Another day, another airline decides to boost its profits by charging fat passengers more. Air France-KLM have announced that fat passengers that cannot fit into a single seat will have to pay an additional 75% for a second seat. A spokesperson for Air France-KLM states that it is a matter of safety: “We have to make sure that the backrest can move freely up and down and that all passengers are securely fastened with a safety belt.” (The fact that they can charge 175% for one ticket is just gravy!) The new policy will apply for people who book their tickets from 1 February 2010 for all flights from 1 April 2010.
This development follows American airlines, such as Southwest and United Airlines, in their decision to charge their fat passengers more. (At least Canadian and Australian carriers won’t be adopting the move anytime soon.)
Predictably, the majority of commenters on the article reporting Air France-KLM’s new policy have praised the move. In amongst the explicit fat hate (“fatties need to go to the gym!” “I was nearly crushed!”) are those who think the move is completely logical: if you take up two seats, you should pay for two seats.
I can’t say I blame them. I mean, I live in Australia – we’re an island floating in the middle of nowhere. If I want to visit my big sister in London, I have to spend 24 hours in transit. When you’re spending that much time in the air in an economy seat, you want as much room as possible. I get it.
However, instead of blaming the fatty fat fatties, perhaps some pressure should be placed on the airlines. The article states that the average plane seat is 43 centimetres/16.9 inches wide. Some planes offer a generous 48 centimetres/19 inches. That’s it. Hundreds of dollars for a ticket and all you can lay claim to is less than 50 centimetres. Shouldn’t we be expecting more from our airlines? If newer aircraft can have enough room for their obscene first class suites, couldn’t they also increase the width and pitch of their economy class?
Secondly, and I’m not the first person to ask this, but who decides who is officially too fat to fly? Those booking their tickets on 1 February won’t know if their arse is too wide for the seat. Will gate agents have a tape measure at the ready? Will they rely on their oh-so-accurate perception of how fat someone is? Will passengers be weighed on the luggage scale? Or will they be given the benefit of the doubt, only to drag people who are too big for the seat off the plane to pay their 75% and hold up the flight for everyone?
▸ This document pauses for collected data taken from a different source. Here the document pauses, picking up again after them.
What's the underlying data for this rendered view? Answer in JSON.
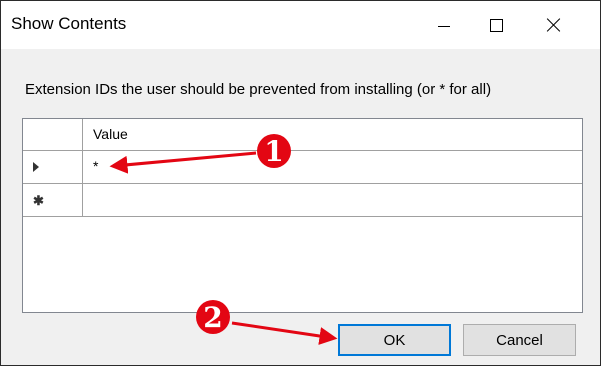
{
  "window": {
    "title": "Show Contents"
  },
  "dialog": {
    "instruction": "Extension IDs the user should be prevented from installing (or * for all)",
    "grid": {
      "column_header": "Value",
      "rows": [
        {
          "value": "*",
          "state": "current"
        },
        {
          "value": "",
          "state": "new"
        }
      ]
    },
    "buttons": {
      "ok": "OK",
      "cancel": "Cancel"
    }
  },
  "annotations": [
    {
      "number": "1",
      "points_to": "grid-row-1-value"
    },
    {
      "number": "2",
      "points_to": "ok-button"
    }
  ],
  "colors": {
    "annotation_red": "#e30613",
    "focus_blue": "#0078d7"
  }
}
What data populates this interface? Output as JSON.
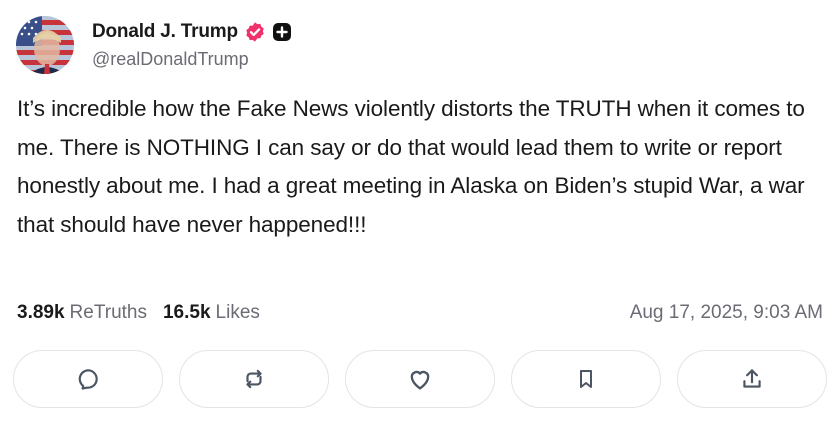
{
  "author": {
    "display_name": "Donald J. Trump",
    "handle": "@realDonaldTrump",
    "avatar_icon": "flag-portrait-avatar",
    "verified_icon": "verified-badge-icon",
    "plus_icon": "plus-badge-icon"
  },
  "post": {
    "text": "It’s incredible how the Fake News violently distorts the TRUTH when it comes to me. There is NOTHING I can say or do that would lead them to write or report honestly about me. I had a great meeting in Alaska on Biden’s stupid War, a war that should have never happened!!!"
  },
  "stats": {
    "retruths_count": "3.89k",
    "retruths_label": "ReTruths",
    "likes_count": "16.5k",
    "likes_label": "Likes",
    "timestamp": "Aug 17, 2025, 9:03 AM"
  },
  "actions": [
    {
      "name": "reply",
      "icon": "comment-icon"
    },
    {
      "name": "retruth",
      "icon": "repost-icon"
    },
    {
      "name": "like",
      "icon": "heart-icon"
    },
    {
      "name": "bookmark",
      "icon": "bookmark-icon"
    },
    {
      "name": "share",
      "icon": "share-icon"
    }
  ],
  "colors": {
    "verified": "#f0316b",
    "muted_text": "#6b6b75",
    "border": "#e3e3ea"
  }
}
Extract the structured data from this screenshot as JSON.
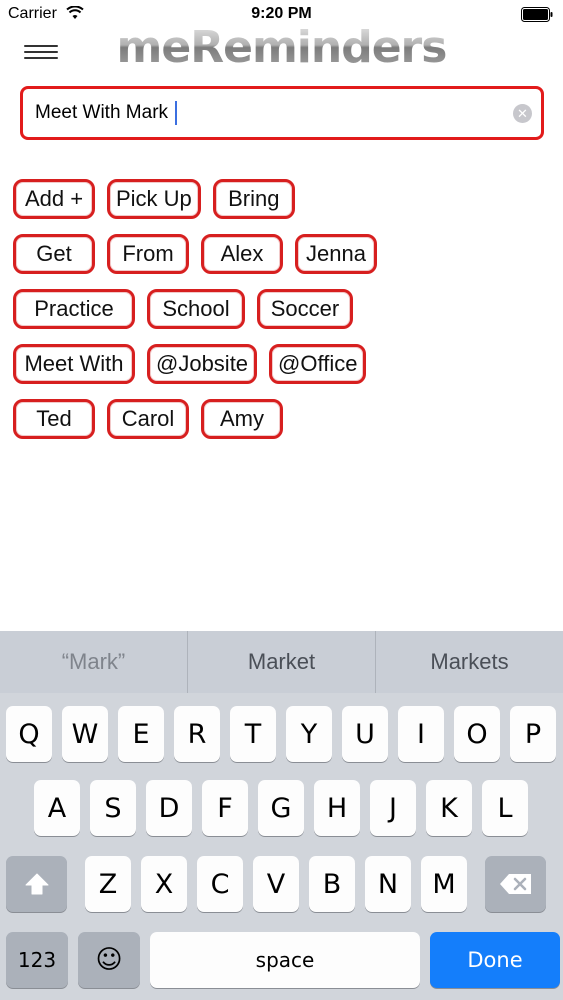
{
  "status_bar": {
    "carrier": "Carrier",
    "time": "9:20 PM"
  },
  "header": {
    "logo": "meReminders",
    "menu_icon": "hamburger-icon"
  },
  "search": {
    "value": "Meet With Mark",
    "clear_icon": "clear-icon"
  },
  "tags": {
    "rows": [
      [
        "Add +",
        "Pick Up",
        "Bring"
      ],
      [
        "Get",
        "From",
        "Alex",
        "Jenna"
      ],
      [
        "Practice",
        "School",
        "Soccer"
      ],
      [
        "Meet With",
        "@Jobsite",
        "@Office"
      ],
      [
        "Ted",
        "Carol",
        "Amy"
      ]
    ]
  },
  "keyboard": {
    "suggestions": [
      "“Mark”",
      "Market",
      "Markets"
    ],
    "row1": [
      "Q",
      "W",
      "E",
      "R",
      "T",
      "Y",
      "U",
      "I",
      "O",
      "P"
    ],
    "row2": [
      "A",
      "S",
      "D",
      "F",
      "G",
      "H",
      "J",
      "K",
      "L"
    ],
    "row3": [
      "Z",
      "X",
      "C",
      "V",
      "B",
      "N",
      "M"
    ],
    "numbers_label": "123",
    "space_label": "space",
    "done_label": "Done",
    "accent_color": "#147efb"
  },
  "colors": {
    "tag_border": "#d71f1f",
    "input_border": "#e21b1b"
  }
}
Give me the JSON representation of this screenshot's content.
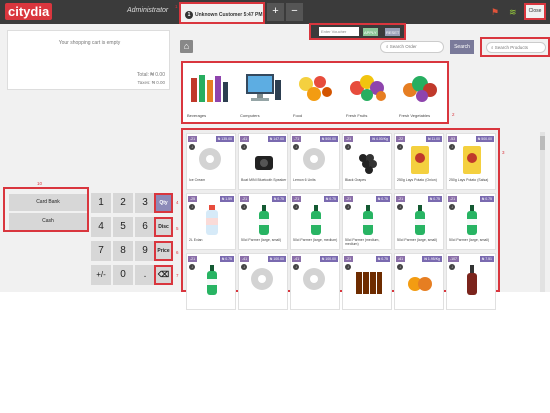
{
  "topbar": {
    "logo": "citydia",
    "user": "Administrator",
    "tab_number": "1",
    "tab_label": "Unknown Customer 5:47 PM",
    "add_tab": "+",
    "remove_tab": "−",
    "close_label": "Close"
  },
  "voucher": {
    "placeholder": "Enter Voucher",
    "apply": "APPLY",
    "reset": "RESET"
  },
  "cart": {
    "empty_text": "Your shopping cart is empty",
    "total": "Total: ₦ 0.00",
    "taxes": "Taxes: ₦ 0.00"
  },
  "search": {
    "order_placeholder": "Search Order",
    "button": "Search",
    "products_placeholder": "Search Products"
  },
  "categories": [
    {
      "label": "Beverages"
    },
    {
      "label": "Computers"
    },
    {
      "label": "Food"
    },
    {
      "label": "Fresh Fruits"
    },
    {
      "label": "Fresh Vegetables"
    }
  ],
  "products": [
    {
      "discount": "-21",
      "price": "₦ 135.00",
      "name": "Ice Cream"
    },
    {
      "discount": "-41",
      "price": "₦ 147.00",
      "name": "Boat MINI Bluetooth Speaker"
    },
    {
      "discount": "-71",
      "price": "₦ 500.00",
      "name": "Lemon 6 Units"
    },
    {
      "discount": "-21",
      "price": "₦ 4.00/Kg",
      "name": "Black Grapes"
    },
    {
      "discount": "-22",
      "price": "₦ 11.00",
      "name": "250g Lays Potato (Onion)"
    },
    {
      "discount": "-53",
      "price": "₦ 500.00",
      "name": "250g Lays Potato (Salsa)"
    },
    {
      "discount": "-25",
      "price": "₦ 1.59",
      "name": "2L Evian"
    },
    {
      "discount": "-21",
      "price": "₦ 0.75",
      "name": "50cl Parmer (large, small)"
    },
    {
      "discount": "-21",
      "price": "₦ 0.75",
      "name": "50cl Parmer (large, medium)"
    },
    {
      "discount": "-21",
      "price": "₦ 0.75",
      "name": "50cl Parmer (medium, medium)"
    },
    {
      "discount": "-21",
      "price": "₦ 0.75",
      "name": "50cl Parmer (large, small)"
    },
    {
      "discount": "-21",
      "price": "₦ 0.75",
      "name": "50cl Parmer (large, small)"
    },
    {
      "discount": "-21",
      "price": "₦ 0.75",
      "name": ""
    },
    {
      "discount": "-41",
      "price": "₦ 100.00",
      "name": ""
    },
    {
      "discount": "-41",
      "price": "₦ 100.00",
      "name": ""
    },
    {
      "discount": "-21",
      "price": "₦ 0.75",
      "name": ""
    },
    {
      "discount": "-41",
      "price": "₦ 1.95/Kg",
      "name": ""
    },
    {
      "discount": "-107",
      "price": "₦ 7.51",
      "name": ""
    }
  ],
  "payments": {
    "card": "Card Bank",
    "cash": "Cash"
  },
  "numpad": {
    "keys": [
      "1",
      "2",
      "3",
      "4",
      "5",
      "6",
      "7",
      "8",
      "9",
      "+/-",
      "0",
      "."
    ],
    "qty": "Qty",
    "disc": "Disc",
    "price": "Price",
    "backspace": "⌫"
  },
  "markers": [
    "1",
    "2",
    "3",
    "4",
    "5",
    "6",
    "7",
    "10"
  ],
  "colors": {
    "accent": "#d9363e",
    "topbar": "#3b3b3b",
    "active_fn": "#8c8ab8"
  }
}
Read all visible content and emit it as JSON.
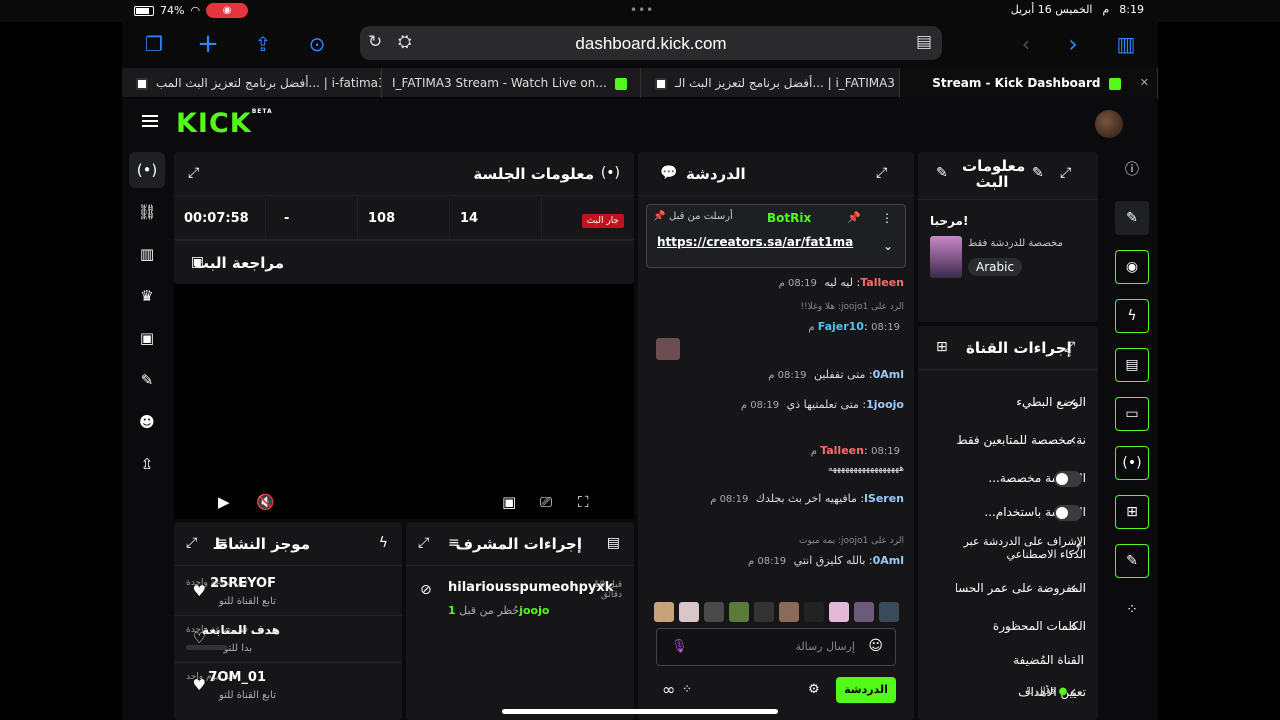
{
  "status": {
    "time": "8:19",
    "ampm": "م",
    "date": "الخميس 16 أبريل",
    "battery": "74%"
  },
  "browser": {
    "url": "dashboard.kick.com"
  },
  "tabs": [
    {
      "label": "أفضل برنامج لتعزيز البث المب... | i-fatima3"
    },
    {
      "label": "I_FATIMA3 Stream - Watch Live on..."
    },
    {
      "label": "أفضل برنامج لتعزيز البث الـ... | i_FATIMA3"
    },
    {
      "label": "Stream - Kick Dashboard"
    }
  ],
  "brand": {
    "logo": "KICK",
    "beta": "BETA"
  },
  "session": {
    "title": "معلومات الجلسة",
    "live_badge": "جار البث",
    "stats": [
      "14",
      "108",
      "-",
      "00:07:58"
    ]
  },
  "review": {
    "title": "مراجعة البث"
  },
  "chat": {
    "title": "الدردشة",
    "pinned_user": "BotRix",
    "pinned_sent_by": "أرسلت من قبل",
    "pinned_link": "https://creators.sa/ar/fat1ma",
    "messages": [
      {
        "user": "Talleen",
        "text": "ليه ليه",
        "time": "08:19 م"
      },
      {
        "reply": "الرد على joojo1: هلا وغلا!!"
      },
      {
        "user": "Fajer10",
        "text": "",
        "time": "08:19 م"
      },
      {
        "user": "0Aml",
        "text": "متى تقفلين",
        "time": "08:19 م"
      },
      {
        "user": "1joojo",
        "text": "متى تعلمتيها ذي",
        "time": "08:19 م"
      },
      {
        "user": "Talleen",
        "text": "هههههههههههههههههه",
        "time": "08:19 م"
      },
      {
        "user": "lSeren",
        "text": "مافيهيه اخر بث بجلدك",
        "time": "08:19 م"
      },
      {
        "reply": "الرد على joojo1: يمه ميوت"
      },
      {
        "user": "0Aml",
        "text": "بالله كليزق انتي",
        "time": "08:19 م"
      }
    ],
    "input_placeholder": "إرسال رسالة",
    "send_label": "الدردشة"
  },
  "stream_info": {
    "title": "معلومات البث",
    "greeting": "مرحبا!",
    "subtitle": "مخصصة للدردشة فقط",
    "language": "Arabic"
  },
  "channel_actions": {
    "title": "إجراءات القناة",
    "items": [
      {
        "label": "الوضع البطيء",
        "kind": "chevron"
      },
      {
        "label": "نة مخصصة للمتابعين فقط",
        "kind": "chevron"
      },
      {
        "label": "الدردشة مخصصة...",
        "kind": "toggle"
      },
      {
        "label": "الدردشة باستخدام...",
        "kind": "toggle"
      },
      {
        "label": "الإشراف على الدردشة عبر الذكاء الاصطناعي",
        "kind": "external"
      },
      {
        "label": "المفروضة على عمر الحساب",
        "kind": "chevron"
      },
      {
        "label": "الكلمات المحظورة",
        "kind": "chevron"
      },
      {
        "label": "القناة المُضيفة",
        "kind": "none"
      },
      {
        "label": "تعيين الأهداف",
        "kind": "chevron",
        "badge": "فعال 1"
      }
    ]
  },
  "activity": {
    "title": "موجز النشاط",
    "items": [
      {
        "name": "25REYOF",
        "sub": "تابع القناة للتو",
        "time": "قبل ساعة واحدة"
      },
      {
        "name": "هدف المتابعة",
        "sub": "بدا للتو",
        "time": "قبل ساعة واحدة"
      },
      {
        "name": "7OM_01",
        "sub": "تابع القناة للتو",
        "time": "قبل يوم واحد"
      }
    ]
  },
  "mod_actions": {
    "title": "إجراءات المشرف",
    "items": [
      {
        "user": "hilariousspumeohpyxk",
        "time": "قبل 10 دقائق",
        "by": "1joojo",
        "action": "حُظر من قبل"
      }
    ]
  },
  "colors": {
    "kick_green": "#53fc18",
    "bg": "#0b0b0d",
    "panel": "#161618"
  }
}
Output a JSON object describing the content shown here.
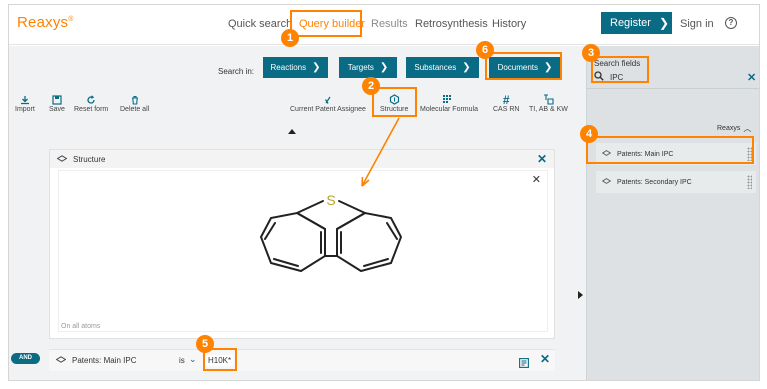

But rather than put those cogent questions to those who think this discriminatory policy is logical, I’d probably tell them to harden up. Economy class is uncomfortable – that’s why it’s affordable. It’s cramped, there are lines for the bathroom, the food sucks and it smells. Until airlines charge a levy for people who have long and/or wide legs, people who have broad shoulders, rude folks that take my armrest, people who smell, people who snore, crying babies and children that make themselves known to me at any point for any reason no one deserves to complain about fat encroaching upon their precious seat.